Wir essen Spinat mit Spiegelei und Salzkartoffeln. Es ist Gründonnerstag. Das Essen schmeckt Mama und sie genießt den frischen Spinat, weil es ja im kleinen Gemüsegeschäft in unserer Gasse keinen Tiefgekühlten gibt. Ich war gestern seit wohl 40 Jahren das erste Mal wieder dort, alle anderen Wege wären zu weit, von hier aus kann ich in zehn Minuten zuhause sein. In Volksschulzeiten haben wir immer hier eingekauft, später nie mehr. Eine dumpfe Erinnerung lässt mich vermuten, dass ein Zwist der Grund dafür war, vielleicht war es aber auch der wöchentliche Großeinkauf mit dem Vater. Aus dem Gemüseladen ist ein perfekter Nahversorger geworden, inklusive Zigaretten- und Leberkäseverkauf. Aus den pummeligen Töchtern sind runde, freundliche Frauen geworden, die Mütter zweier bunter Kinder von afrikanischen Vätern, Asylanten „Zeitungsverkäufern“. Gegenüber die ererbte Gärtnerei mit dem ewig gleiche Logo – einem fröhlichen Gärtner. Wiewohl ich mich keines solchen entsinnen könnte, der Betrieb ist und war in meinen Erinnerungen stets in zupackender Frauenhand. Jetzt spielt sich Dorfleben hier ab und ich fühle mich fremd in meiner Heimat, versuche Laune zu machen und stammelnd zu erklären. Brot für die Pferde könne ich abgehen, sagt die lyrische Nachbarin. Ich bringe auch ihr Blumen vorbei, ein schneller Kaffee und wieder ans Krankenbett. Nur die Kartoffeln waren zu hart gekocht: „Die kochst du immer zu kurz…“

„Ja, Mama“, ich freue mich über den Widerspruch, die Kritik. Ihre Augen sind traurig wenn sie in die Bettdecke gekuschelt gegen den unerträglichen Juckreiz ankämpft. Vielleicht ist es die Müdigkeit oder die Krankheit. Immer wieder versuche ich sie davon zu überzeugen, dass sie wenigstens ein Kopfwehpulver nimmt, ein halbes.

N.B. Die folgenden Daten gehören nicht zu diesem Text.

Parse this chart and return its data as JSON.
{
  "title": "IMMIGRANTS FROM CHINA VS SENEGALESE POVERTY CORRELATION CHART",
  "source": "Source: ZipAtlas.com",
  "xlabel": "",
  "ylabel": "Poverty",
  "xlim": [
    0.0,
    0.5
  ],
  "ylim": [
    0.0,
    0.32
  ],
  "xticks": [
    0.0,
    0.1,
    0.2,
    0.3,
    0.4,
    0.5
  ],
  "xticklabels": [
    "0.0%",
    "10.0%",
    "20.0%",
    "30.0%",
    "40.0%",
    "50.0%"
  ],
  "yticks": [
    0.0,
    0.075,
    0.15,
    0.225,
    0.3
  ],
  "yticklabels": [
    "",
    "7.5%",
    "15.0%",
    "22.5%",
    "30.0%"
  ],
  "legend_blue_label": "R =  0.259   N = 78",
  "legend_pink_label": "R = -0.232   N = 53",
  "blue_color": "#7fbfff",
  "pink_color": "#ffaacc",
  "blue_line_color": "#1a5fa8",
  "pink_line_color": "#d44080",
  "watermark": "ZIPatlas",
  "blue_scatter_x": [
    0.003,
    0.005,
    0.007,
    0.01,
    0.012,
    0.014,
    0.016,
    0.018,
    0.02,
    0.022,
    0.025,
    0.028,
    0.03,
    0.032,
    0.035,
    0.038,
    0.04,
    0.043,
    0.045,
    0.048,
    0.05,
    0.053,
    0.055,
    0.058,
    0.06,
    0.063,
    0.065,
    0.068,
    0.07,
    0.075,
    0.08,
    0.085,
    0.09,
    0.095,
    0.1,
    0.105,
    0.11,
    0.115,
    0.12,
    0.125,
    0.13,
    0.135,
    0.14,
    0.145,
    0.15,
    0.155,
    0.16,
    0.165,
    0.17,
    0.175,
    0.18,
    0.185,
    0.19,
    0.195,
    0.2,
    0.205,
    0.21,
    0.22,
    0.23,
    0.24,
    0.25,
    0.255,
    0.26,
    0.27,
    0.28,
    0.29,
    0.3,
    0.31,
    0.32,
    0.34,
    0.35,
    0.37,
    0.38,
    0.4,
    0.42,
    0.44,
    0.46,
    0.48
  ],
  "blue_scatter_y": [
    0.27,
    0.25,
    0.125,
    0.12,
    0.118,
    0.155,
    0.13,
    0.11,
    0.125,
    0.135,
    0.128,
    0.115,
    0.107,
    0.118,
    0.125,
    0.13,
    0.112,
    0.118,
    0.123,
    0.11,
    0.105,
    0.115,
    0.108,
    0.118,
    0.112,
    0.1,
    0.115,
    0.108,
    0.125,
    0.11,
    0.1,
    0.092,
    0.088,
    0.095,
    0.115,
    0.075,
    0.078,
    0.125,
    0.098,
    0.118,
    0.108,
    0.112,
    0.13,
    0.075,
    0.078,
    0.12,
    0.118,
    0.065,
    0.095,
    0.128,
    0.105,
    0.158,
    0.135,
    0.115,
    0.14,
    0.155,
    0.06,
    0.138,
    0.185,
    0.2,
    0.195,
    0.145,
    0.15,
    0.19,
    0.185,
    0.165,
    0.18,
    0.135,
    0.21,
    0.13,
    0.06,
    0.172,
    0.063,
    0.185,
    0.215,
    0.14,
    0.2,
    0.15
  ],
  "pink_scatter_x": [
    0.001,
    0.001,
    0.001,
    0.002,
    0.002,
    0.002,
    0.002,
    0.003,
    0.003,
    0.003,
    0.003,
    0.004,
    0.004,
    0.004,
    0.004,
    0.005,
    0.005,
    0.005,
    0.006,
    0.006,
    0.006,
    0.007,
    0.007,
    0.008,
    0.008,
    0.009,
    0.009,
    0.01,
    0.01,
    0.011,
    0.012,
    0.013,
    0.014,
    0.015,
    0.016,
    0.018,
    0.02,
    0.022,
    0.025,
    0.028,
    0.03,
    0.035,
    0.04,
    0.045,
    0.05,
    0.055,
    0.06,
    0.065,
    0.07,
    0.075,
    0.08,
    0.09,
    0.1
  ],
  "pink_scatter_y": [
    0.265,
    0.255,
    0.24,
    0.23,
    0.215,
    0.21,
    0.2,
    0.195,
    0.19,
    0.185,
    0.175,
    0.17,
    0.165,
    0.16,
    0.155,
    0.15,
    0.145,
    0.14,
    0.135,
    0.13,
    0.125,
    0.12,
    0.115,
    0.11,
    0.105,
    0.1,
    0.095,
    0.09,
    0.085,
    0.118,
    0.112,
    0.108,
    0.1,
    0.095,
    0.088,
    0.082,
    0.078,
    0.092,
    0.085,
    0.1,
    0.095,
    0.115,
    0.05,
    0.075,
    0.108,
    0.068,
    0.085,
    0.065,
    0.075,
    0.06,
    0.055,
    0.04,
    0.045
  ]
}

Ich will ihr keine Medikamente gegen ihren Willen verabreichen oder möglichst wenig. Es ist so gut so für mich. Ich streife Teppiche gerade, erfülle Wünsche, bereite kleine und größere Tellerchen und immer wieder einen kräftigenden Saft, dazwischen räume ich auf, verwische meine Spuren, verwalte ihr Reich. Wie sie wohl in dem Bewusstsein, dass Teppichfalten oft das Einzige sind, dass man kontrollieren kann. In vielen Kleinigkeiten merke ich, wie sehr sie die Botschaft der buddhistischen Bücher, die sie manchmal gegen die Schlaflosigkeit anlas versteht. Es ist das ganz große Naikan, das große Jujukinkai, es ist die Innenschau mit meiner Mama den Blick in die nahe Ferne zu werfen. In dieser Karwoche.

Und draußen vor dem Erkerfenster sperren drei hungrige Amselkücken ihre Schnäbel auf. Hungrig auf das Leben.